Development of guidance and control strategies for a small satellite involved in proximity operations

Rendezvous and Docking (RVD) operations are among the most critical and challenging operations of in-orbit servicing missions. In this type of operation, safety plays a crucial role, as it is necessary to have extremely precise control over the satellite's position, velocity and attitude when the two bodies are in such close proximity, in order to avoid mission-compromising anomalies. This thesis is part of the SROC (Space Rider Observer Cube) project, promoted by ESA and carried out in collaboration with Tyvak International, Politecnico di Torino and Università di Padova. Initially, the mission architecture involved a CubeSat performing RVD with the Space Rider platform. However, following a design evolution, Space Rider has been replaced by a twin CubeSat, named SROC-B, thus requiring a complete redefinition of the guidance strategy and manoeuvres. The objective of this thesis is to design the guidance algorithm for the final approach phase of the RVD between SROC-A (the chaser) and SROC-B (the target). For this purpose, an orbital simulator that implements the Guidance, Navigation, and Control (GNC) functions was modelled in MATLAB/Simulink. Regarding the modelling of the system's dynamics, the Port-to-Port equations were implemented in addition to the Hill–Clohessy–Wiltshire equations to improve the accuracy of the final approach phase. The type of controller implemented is a Non-linear Model Predictive Controller (NMPC) capable of ensuring robustness and the satisfaction of requirements.
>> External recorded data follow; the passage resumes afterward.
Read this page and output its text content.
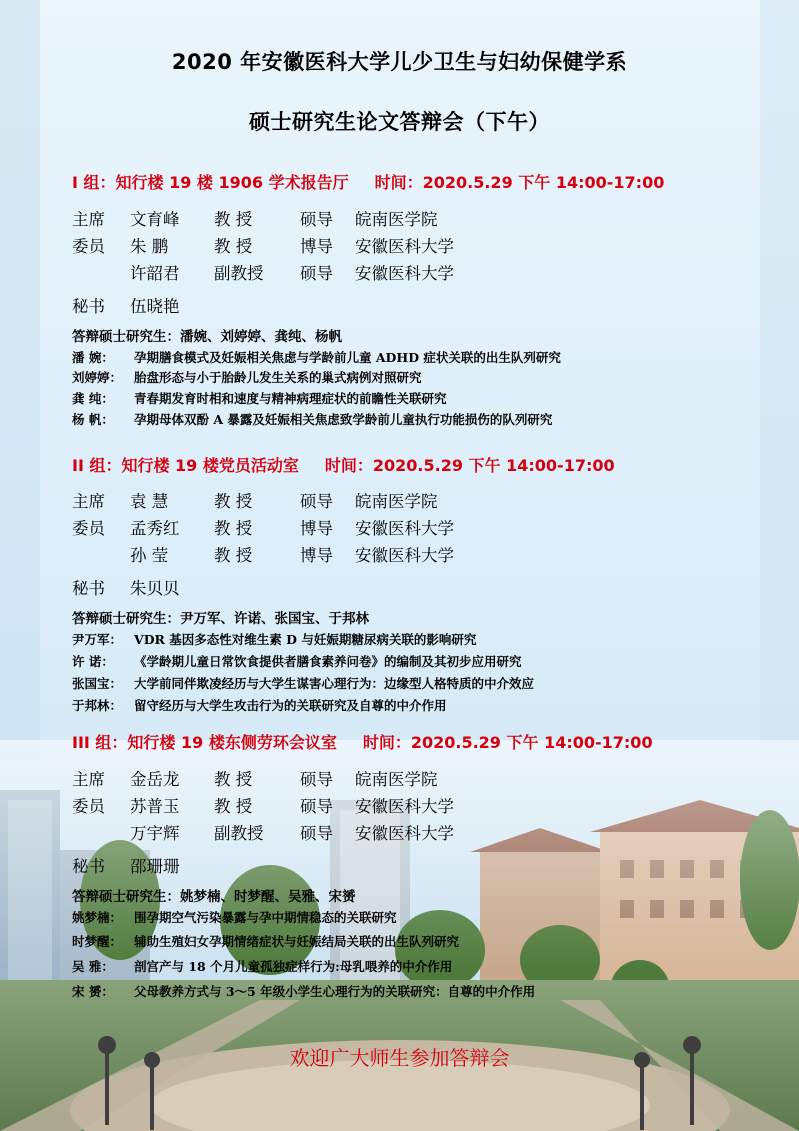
2020 年安徽医科大学儿少卫生与妇幼保健学系
硕士研究生论文答辩会（下午）
I 组：知行楼 19 楼 1906 学术报告厅 时间：2020.5.29 下午 14:00-17:00
主席 文育峰 教 授	硕导 皖南医学院
委员 朱 鹏	教 授	博导 安徽医科大学
许韶君 副教授 硕导 安徽医科大学
秘书 伍晓艳
答辩硕士研究生：潘婉、刘婷婷、龚纯、杨帆
潘 婉： 孕期膳食模式及妊娠相关焦虑与学龄前儿童 ADHD 症状关联的出生队列研究
刘婷婷： 胎盘形态与小于胎龄儿发生关系的巢式病例对照研究
龚 纯： 青春期发育时相和速度与精神病理症状的前瞻性关联研究
杨 帆： 孕期母体双酚 A 暴露及妊娠相关焦虑致学龄前儿童执行功能损伤的队列研究
II 组：知行楼 19 楼党员活动室 时间：2020.5.29 下午 14:00-17:00
主席 袁 慧	教 授	硕导 皖南医学院
委员 孟秀红 教 授	博导 安徽医科大学
孙 莹	教 授	博导 安徽医科大学
秘书 朱贝贝
答辩硕士研究生：尹万军、许诺、张国宝、于邦林
尹万军： VDR 基因多态性对维生素 D 与妊娠期糖尿病关联的影响研究
许 诺： 《学龄期儿童日常饮食提供者膳食素养问卷》的编制及其初步应用研究
张国宝： 大学前同伴欺凌经历与大学生谋害心理行为：边缘型人格特质的中介效应
于邦林： 留守经历与大学生攻击行为的关联研究及自尊的中介作用
III 组：知行楼 19 楼东侧劳环会议室 时间：2020.5.29 下午 14:00-17:00
主席 金岳龙 教 授	硕导 皖南医学院
委员 苏普玉 教 授	硕导 安徽医科大学
万宇辉 副教授 硕导 安徽医科大学
秘书 邵珊珊
答辩硕士研究生：姚梦楠、时梦醒、吴雅、宋赟
姚梦楠： 围孕期空气污染暴露与孕中期情稳态的关联研究
时梦醒： 辅助生殖妇女孕期情绪症状与妊娠结局关联的出生队列研究
吴 雅： 剖宫产与 18 个月儿童孤独症样行为:母乳喂养的中介作用
宋 赟： 父母教养方式与 3～5 年级小学生心理行为的关联研究：自尊的中介作用
欢迎广大师生参加答辩会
The mission was simulated in both nominal and off-nominal conditions, evaluating the possible consequences of the latter case and implementing the necessary Collision Avoidance Maneuvers (CAM). The contribution of this thesis regards the definition and verification of the control strategy for nominal approach and the identification and validation of the main guidance and control solutions for off-nominal events. This contribution will be relevant during the re-scope of the mission planned for the first quarter of 2026.